When you go into the cloud, a fully-hosted API management platform gives the consumer and the API developer both a common place to leverage and get greater value instead of some of the point solutions that are in the marketplace. Cloud makes it simple to access and takes off the burden of managing the facility or the platform itself. The consumer and API producer, both ends of the value chain, get to take advantage of the cloud.
Justin Helmig, StrikeIron Inc., executive vice president of products and technology
If developers and architects aren't familiar with APIs already, they need to be. It's definitely a revolution that is happening. APIs are coming and it makes a lot of sense as one starts to look at the growing importance of the user experience. APIs allow developers to peel back the user experience level and provide plumbing, then lay whatever kind of optimized user experience on top of those APIs. It provides a much more personalized, streamlined process that allows one to tailor the experience per device without a lot of code rewrite.
The biggest change is from SOAP to REST. It's a bit of a religious debate. If you come from more of the enterprise side, SOAP is still very much in favor. When you start to talk to the more open developer community, or you start to talk to folks that are developing mobile applications, they really prefer the REST protocol.
Maneesh Joshi, SnapLogic Inc., director of product marketing: Cloud and APIs
Architects need to work on APIs that are well thought out and easy to consume. The more lightweight they are, the more the adoption they'll experience by mobile developers. The higher the adoption, the more the opportunities to get a company's brand in front of the appropriate audience and the higher the revenue opportunities.

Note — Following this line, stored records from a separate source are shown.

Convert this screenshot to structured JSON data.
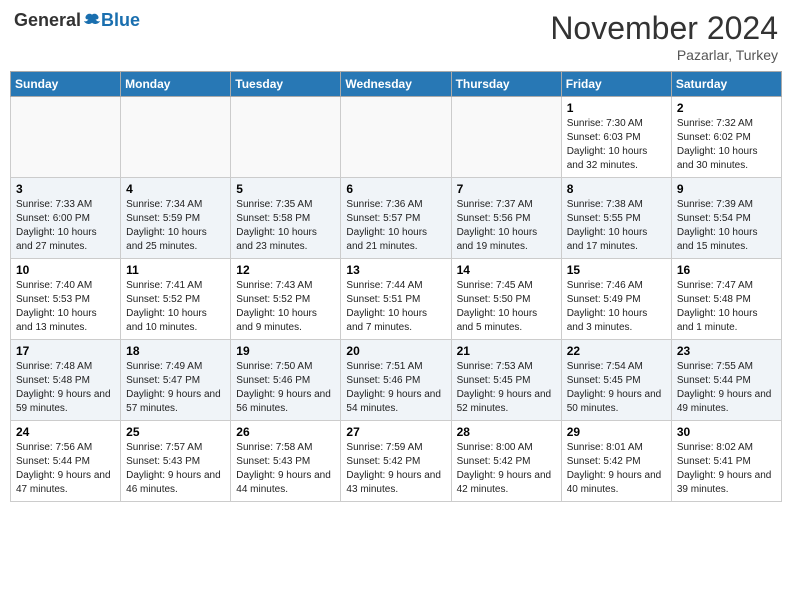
{
  "header": {
    "logo_general": "General",
    "logo_blue": "Blue",
    "month_title": "November 2024",
    "subtitle": "Pazarlar, Turkey"
  },
  "weekdays": [
    "Sunday",
    "Monday",
    "Tuesday",
    "Wednesday",
    "Thursday",
    "Friday",
    "Saturday"
  ],
  "weeks": [
    [
      {
        "day": "",
        "info": ""
      },
      {
        "day": "",
        "info": ""
      },
      {
        "day": "",
        "info": ""
      },
      {
        "day": "",
        "info": ""
      },
      {
        "day": "",
        "info": ""
      },
      {
        "day": "1",
        "info": "Sunrise: 7:30 AM\nSunset: 6:03 PM\nDaylight: 10 hours and 32 minutes."
      },
      {
        "day": "2",
        "info": "Sunrise: 7:32 AM\nSunset: 6:02 PM\nDaylight: 10 hours and 30 minutes."
      }
    ],
    [
      {
        "day": "3",
        "info": "Sunrise: 7:33 AM\nSunset: 6:00 PM\nDaylight: 10 hours and 27 minutes."
      },
      {
        "day": "4",
        "info": "Sunrise: 7:34 AM\nSunset: 5:59 PM\nDaylight: 10 hours and 25 minutes."
      },
      {
        "day": "5",
        "info": "Sunrise: 7:35 AM\nSunset: 5:58 PM\nDaylight: 10 hours and 23 minutes."
      },
      {
        "day": "6",
        "info": "Sunrise: 7:36 AM\nSunset: 5:57 PM\nDaylight: 10 hours and 21 minutes."
      },
      {
        "day": "7",
        "info": "Sunrise: 7:37 AM\nSunset: 5:56 PM\nDaylight: 10 hours and 19 minutes."
      },
      {
        "day": "8",
        "info": "Sunrise: 7:38 AM\nSunset: 5:55 PM\nDaylight: 10 hours and 17 minutes."
      },
      {
        "day": "9",
        "info": "Sunrise: 7:39 AM\nSunset: 5:54 PM\nDaylight: 10 hours and 15 minutes."
      }
    ],
    [
      {
        "day": "10",
        "info": "Sunrise: 7:40 AM\nSunset: 5:53 PM\nDaylight: 10 hours and 13 minutes."
      },
      {
        "day": "11",
        "info": "Sunrise: 7:41 AM\nSunset: 5:52 PM\nDaylight: 10 hours and 10 minutes."
      },
      {
        "day": "12",
        "info": "Sunrise: 7:43 AM\nSunset: 5:52 PM\nDaylight: 10 hours and 9 minutes."
      },
      {
        "day": "13",
        "info": "Sunrise: 7:44 AM\nSunset: 5:51 PM\nDaylight: 10 hours and 7 minutes."
      },
      {
        "day": "14",
        "info": "Sunrise: 7:45 AM\nSunset: 5:50 PM\nDaylight: 10 hours and 5 minutes."
      },
      {
        "day": "15",
        "info": "Sunrise: 7:46 AM\nSunset: 5:49 PM\nDaylight: 10 hours and 3 minutes."
      },
      {
        "day": "16",
        "info": "Sunrise: 7:47 AM\nSunset: 5:48 PM\nDaylight: 10 hours and 1 minute."
      }
    ],
    [
      {
        "day": "17",
        "info": "Sunrise: 7:48 AM\nSunset: 5:48 PM\nDaylight: 9 hours and 59 minutes."
      },
      {
        "day": "18",
        "info": "Sunrise: 7:49 AM\nSunset: 5:47 PM\nDaylight: 9 hours and 57 minutes."
      },
      {
        "day": "19",
        "info": "Sunrise: 7:50 AM\nSunset: 5:46 PM\nDaylight: 9 hours and 56 minutes."
      },
      {
        "day": "20",
        "info": "Sunrise: 7:51 AM\nSunset: 5:46 PM\nDaylight: 9 hours and 54 minutes."
      },
      {
        "day": "21",
        "info": "Sunrise: 7:53 AM\nSunset: 5:45 PM\nDaylight: 9 hours and 52 minutes."
      },
      {
        "day": "22",
        "info": "Sunrise: 7:54 AM\nSunset: 5:45 PM\nDaylight: 9 hours and 50 minutes."
      },
      {
        "day": "23",
        "info": "Sunrise: 7:55 AM\nSunset: 5:44 PM\nDaylight: 9 hours and 49 minutes."
      }
    ],
    [
      {
        "day": "24",
        "info": "Sunrise: 7:56 AM\nSunset: 5:44 PM\nDaylight: 9 hours and 47 minutes."
      },
      {
        "day": "25",
        "info": "Sunrise: 7:57 AM\nSunset: 5:43 PM\nDaylight: 9 hours and 46 minutes."
      },
      {
        "day": "26",
        "info": "Sunrise: 7:58 AM\nSunset: 5:43 PM\nDaylight: 9 hours and 44 minutes."
      },
      {
        "day": "27",
        "info": "Sunrise: 7:59 AM\nSunset: 5:42 PM\nDaylight: 9 hours and 43 minutes."
      },
      {
        "day": "28",
        "info": "Sunrise: 8:00 AM\nSunset: 5:42 PM\nDaylight: 9 hours and 42 minutes."
      },
      {
        "day": "29",
        "info": "Sunrise: 8:01 AM\nSunset: 5:42 PM\nDaylight: 9 hours and 40 minutes."
      },
      {
        "day": "30",
        "info": "Sunrise: 8:02 AM\nSunset: 5:41 PM\nDaylight: 9 hours and 39 minutes."
      }
    ]
  ]
}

Well-designed architecture is one that should be doing all the heavy lifting and not the mobile app developer. For instance, if a typical mobile application needs to access information from multiple applications, don't force them to make those calls individually. Help them make the experience of their mobile applications amazing by aggregating some of the common invocation patterns into a single API call, with the aggregation being taken care of in a platform such as an integration Platform as a Service.

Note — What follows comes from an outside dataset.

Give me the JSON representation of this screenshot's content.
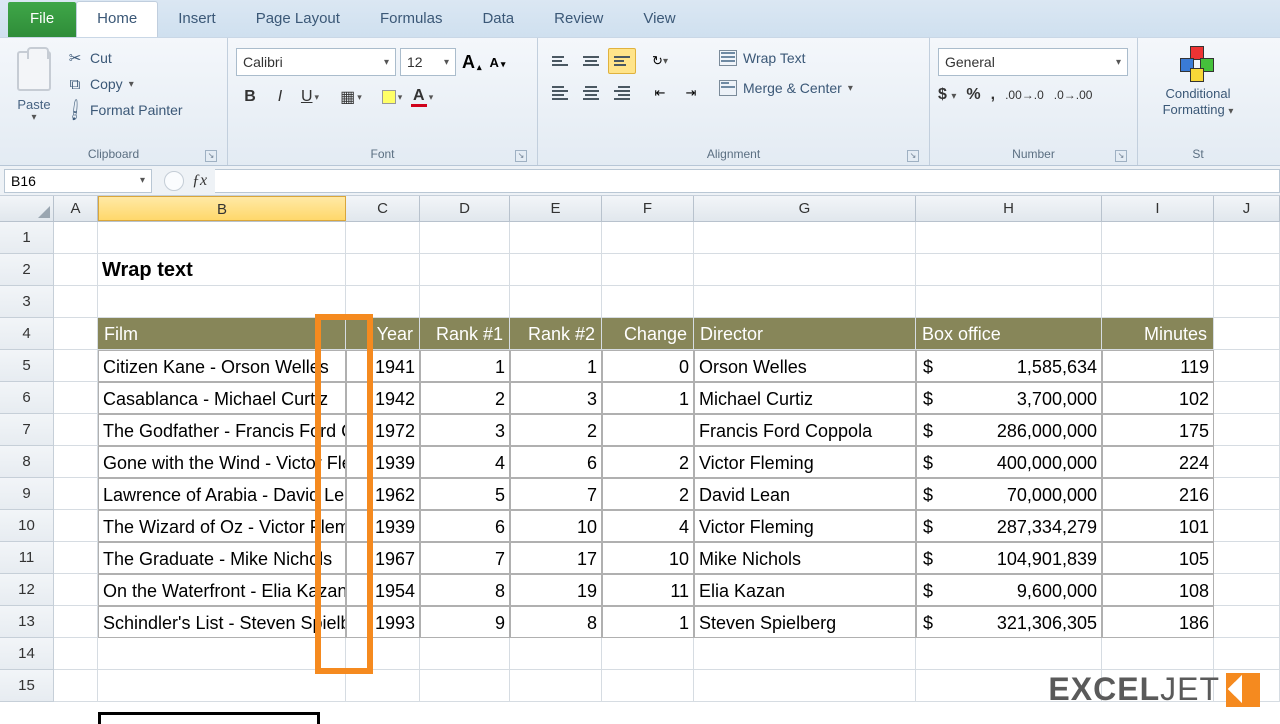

Publishing well-designed and lightweight APIs is the way to go for businesses to attract mobile application developers to their APIs and underlying products and services. Developers and architects can capitalize on the brand new innovation cycle that is making the IT professional's life a lot easier and productive. This is an opportunity to give new tools and technologies a chance.
Editor's note: Responses have been edited for clarity and brevity.